According to the paper, ProDeGe removes, on average, 84 percent of sequences that derive from the non-target organism, and retains 84 percent of the sequence that derives from the target organism — these percentages were chosen in an attempt to balance the number of clean contigs that the method accepts with the number of contaminated contigs that are removed. Performance tests using data from 182 manually screened single amplified genomes gleaned from two studies — an Arabidopsis endophyte sequencing project and the MDM project — showed ProDeGe successfully identified and removed 5,311 potential contaminants from the data that might otherwise have become part of public repositories. The tool completed its categorizations at a rate of 0.30 CPU core hours per megabase of sequence, according to the results.
It is an improvement on the status quo but is not as accurate a manual methods, Kyrpides noted. ProDeGe is programmed to look for, essentially "foreign" contigs, but these are not always caused by errors. Regions of the genome that are the result of horizontal transfer between organisms would have different kmer frequencies from the rest of the contigs; ProDeGe doesn't have a mechanism to distinguish between the two and so errs on the side of caution and removes them.
It's a drawback of the method and one the researchers have yet to adequately address. On the one hand, it is good to be overcautious and remove as many potential sources of contamination as possible, Kyrpides said. That's because in a number of cases, these cells are part of novel genetic lineages and serve as phylogentic anchors for future studies of those lines. As such, keeping them contaminant-free is critical.
On the other hand, it would be valuable to increase the accuracy of the method, he noted. Moving forward, "we'll need to do a little bit more investigation ... in order to figure out ways of reducing the removal of contigs that are truly part of the genome of the organism even though they have different signatures," he said.

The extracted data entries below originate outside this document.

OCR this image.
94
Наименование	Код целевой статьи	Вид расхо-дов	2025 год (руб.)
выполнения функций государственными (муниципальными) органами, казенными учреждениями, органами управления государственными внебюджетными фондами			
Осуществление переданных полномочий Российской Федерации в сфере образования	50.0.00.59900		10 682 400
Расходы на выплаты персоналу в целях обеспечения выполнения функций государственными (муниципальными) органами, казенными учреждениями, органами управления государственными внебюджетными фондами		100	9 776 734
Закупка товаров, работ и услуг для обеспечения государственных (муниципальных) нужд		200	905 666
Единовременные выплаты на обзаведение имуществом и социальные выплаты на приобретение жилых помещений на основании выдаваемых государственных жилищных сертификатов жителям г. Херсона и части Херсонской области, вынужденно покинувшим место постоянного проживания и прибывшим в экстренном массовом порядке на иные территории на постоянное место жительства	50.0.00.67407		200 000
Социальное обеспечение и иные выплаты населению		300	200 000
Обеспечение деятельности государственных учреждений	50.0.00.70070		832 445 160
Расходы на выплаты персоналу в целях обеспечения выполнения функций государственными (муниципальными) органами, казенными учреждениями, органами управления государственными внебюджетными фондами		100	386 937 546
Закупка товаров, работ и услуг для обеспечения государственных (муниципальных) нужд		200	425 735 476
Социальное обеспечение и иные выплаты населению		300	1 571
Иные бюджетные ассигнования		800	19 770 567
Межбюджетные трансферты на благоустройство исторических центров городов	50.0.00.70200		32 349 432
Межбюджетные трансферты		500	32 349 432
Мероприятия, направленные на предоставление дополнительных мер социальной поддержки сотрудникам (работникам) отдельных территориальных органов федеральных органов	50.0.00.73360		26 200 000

One potential course of investigation could be to try to find a unique sequence pattern that indicates horizontal transfer that the software could identify. Another approach might be to come up with methods of generating longer contigs that encompass these horizontal transfer regions, which could also be helpful in clarifying what is and isn't part of the genome, he said.
ProDeGe's developers have provided a web interface for researchers to upload and analyze their datasets remotely. It lets users export clean and contaminant contigs and explore gene calls and their taxonomies among other features. ProDeGe is also available as a standalone software that can be downloaded and run locally. The software can be run on a system with Perl, R, and NCBI Blast installed.
The JGI researchers are already using the system internally to clean all the single-cell genomes that are sequenced at the institute, Kyrpides said, and to assess and clean genome sequences imported from publicly available repositories like GenBank. They are also using ProDeGe to try to clean up possible contamination in genomes assembled from metagenomics sequences. Other efforts are focused on creating a better user experience for researchers that have begun adopting the tool into their research pipelines, Tennessen said.